Dans leurs chroniques sur euradio, Jeanette Süß et Marie Krpata dressent un état des lieux des relations franco-allemandes et de la place de la France et de l’Allemagne au sein de l’UE et dans le monde. Elles proposent d’approfondir des sujets divers, de politique intérieure, pour mieux comprendre les dynamiques dans les deux pays, comme de politique étrangère pour mieux saisir les leviers et les freins des deux côtés du Rhin.

A peine trois semaines au pouvoir à Berlin, le nouveau chancelier Friedrich Merz de la CDU s’apprête à présenter une feuille de route concrète dans le cadre du premier « comité de coalition ». Jeannette, en Allemagne les choses sont toujours un peu différentes qu’en France.

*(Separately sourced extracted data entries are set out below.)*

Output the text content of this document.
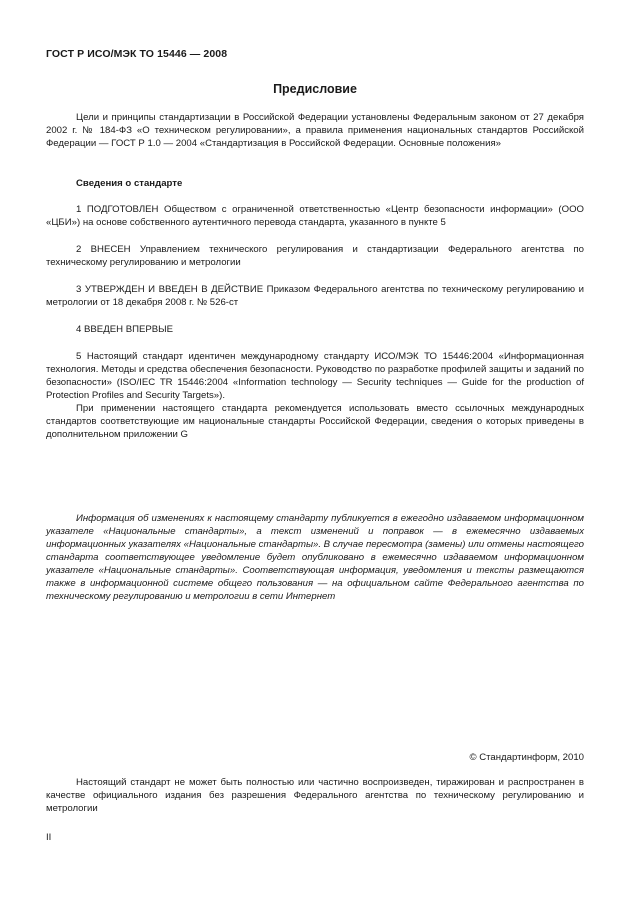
ГОСТ Р ИСО/МЭК ТО 15446 — 2008
Предисловие

Цели и принципы стандартизации в Российской Федерации установлены Федеральным законом от 27 декабря 2002 г. № 184-ФЗ «О техническом регулировании», а правила применения национальных стандартов Российской Федерации — ГОСТ Р 1.0 — 2004 «Стандартизация в Российской Федерации. Основные положения»

Сведения о стандарте

1 ПОДГОТОВЛЕН Обществом с ограниченной ответственностью «Центр безопасности информации» (ООО «ЦБИ») на основе собственного аутентичного перевода стандарта, указанного в пункте 5

2 ВНЕСЕН Управлением технического регулирования и стандартизации Федерального агентства по техническому регулированию и метрологии

3 УТВЕРЖДЕН И ВВЕДЕН В ДЕЙСТВИЕ Приказом Федерального агентства по техническому регулированию и метрологии от 18 декабря 2008 г. № 526-ст

4 ВВЕДЕН ВПЕРВЫЕ

5 Настоящий стандарт идентичен международному стандарту ИСО/МЭК ТО 15446:2004 «Информационная технология. Методы и средства обеспечения безопасности. Руководство по разработке профилей защиты и заданий по безопасности» (ISO/IEC TR 15446:2004 «Information technology — Security techniques — Guide for the production of Protection Profiles and Security Targets»).

При применении настоящего стандарта рекомендуется использовать вместо ссылочных международных стандартов соответствующие им национальные стандарты Российской Федерации, сведения о которых приведены в дополнительном приложении G

Информация об изменениях к настоящему стандарту публикуется в ежегодно издаваемом информационном указателе «Национальные стандарты», а текст изменений и поправок — в ежемесячно издаваемых информационных указателях «Национальные стандарты». В случае пересмотра (замены) или отмены настоящего стандарта соответствующее уведомление будет опубликовано в ежемесячно издаваемом информационном указателе «Национальные стандарты». Соответствующая информация, уведомления и тексты размещаются также в информационной системе общего пользования — на официальном сайте Федерального агентства по техническому регулированию и метрологии в сети Интернет

© Стандартинформ, 2010

Настоящий стандарт не может быть полностью или частично воспроизведен, тиражирован и распространен в качестве официального издания без разрешения Федерального агентства по техническому регулированию и метрологии

II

Pour commencer, expliquez-nous, qu'est-ce que le comité de coalition et sur quelles priorités s'est-il accordé ?

Le comité de coalition est un organe central du gouvernement fédéral allemand, réunissant les dirigeants des partis de la coalition – la CDU/CSU et le SPD – pour coordonner les initiatives politiques. Il sert de lien entre les partis, les groupes parlementaires et le gouvernement, déterminant la ligne directrice de la coalition et résolvant les questions controversées. Le 28 mai 2025, ce comité s'est réuni pour discuter des priorités majeures jusqu'à l'été, établissant ainsi une feuille de route concrète basée sur l'accord de coalition. Il a adopté un programme immédiat dans cinq domaines d'action : une offensive d'investissement, la simplification et l'accélération des procédures pour stimuler la puissance économique, des mesures pour un État plus sûr et plus efficace, des initiatives pour une nouvelle croissance économique, ainsi que pour renforcer la cohésion sociale et la démocratie.

Une priorité est la limitation de l’immigration irrégulière. Est-ce la fin du "Wir schaffen das" (l’adage d’Angela Merkel de 2015) ?

En quelque sorte, oui. Le ministre de l'Intérieur de la CSU, Alexander Dobrindt, a mis en place diverses mesures visant à réduire la migration irrégulière. Des contrôles frontaliers renforcés ont déjà été instaurés, suscitant des critiques de la part de certains voisins européens. Par exemple, le regroupement familial pour les personnes bénéficiant d'une protection subsidiaire sera suspendu, davantage de pays seront désignés comme pays d'origine sûrs pour faciliter des décisions d'asile plus rapides et des retours, la naturalisation facilitée sera à nouveau restreinte, et les réfugiés ukrainiens recevront des prestations selon la loi sur les demandeurs d'asile au lieu du revenu citoyen. Ces mesures rencontrent déjà des critiques, notamment de la part de cercles humanitaires et dans les régions frontalières comme celle franco-allemande. L'ancienne chancelière Angela Merkel a exprimé des inquiétudes concernant les répercussions sur l'accord de Schengen et a mis en garde contre un affaiblissement de l'Europe.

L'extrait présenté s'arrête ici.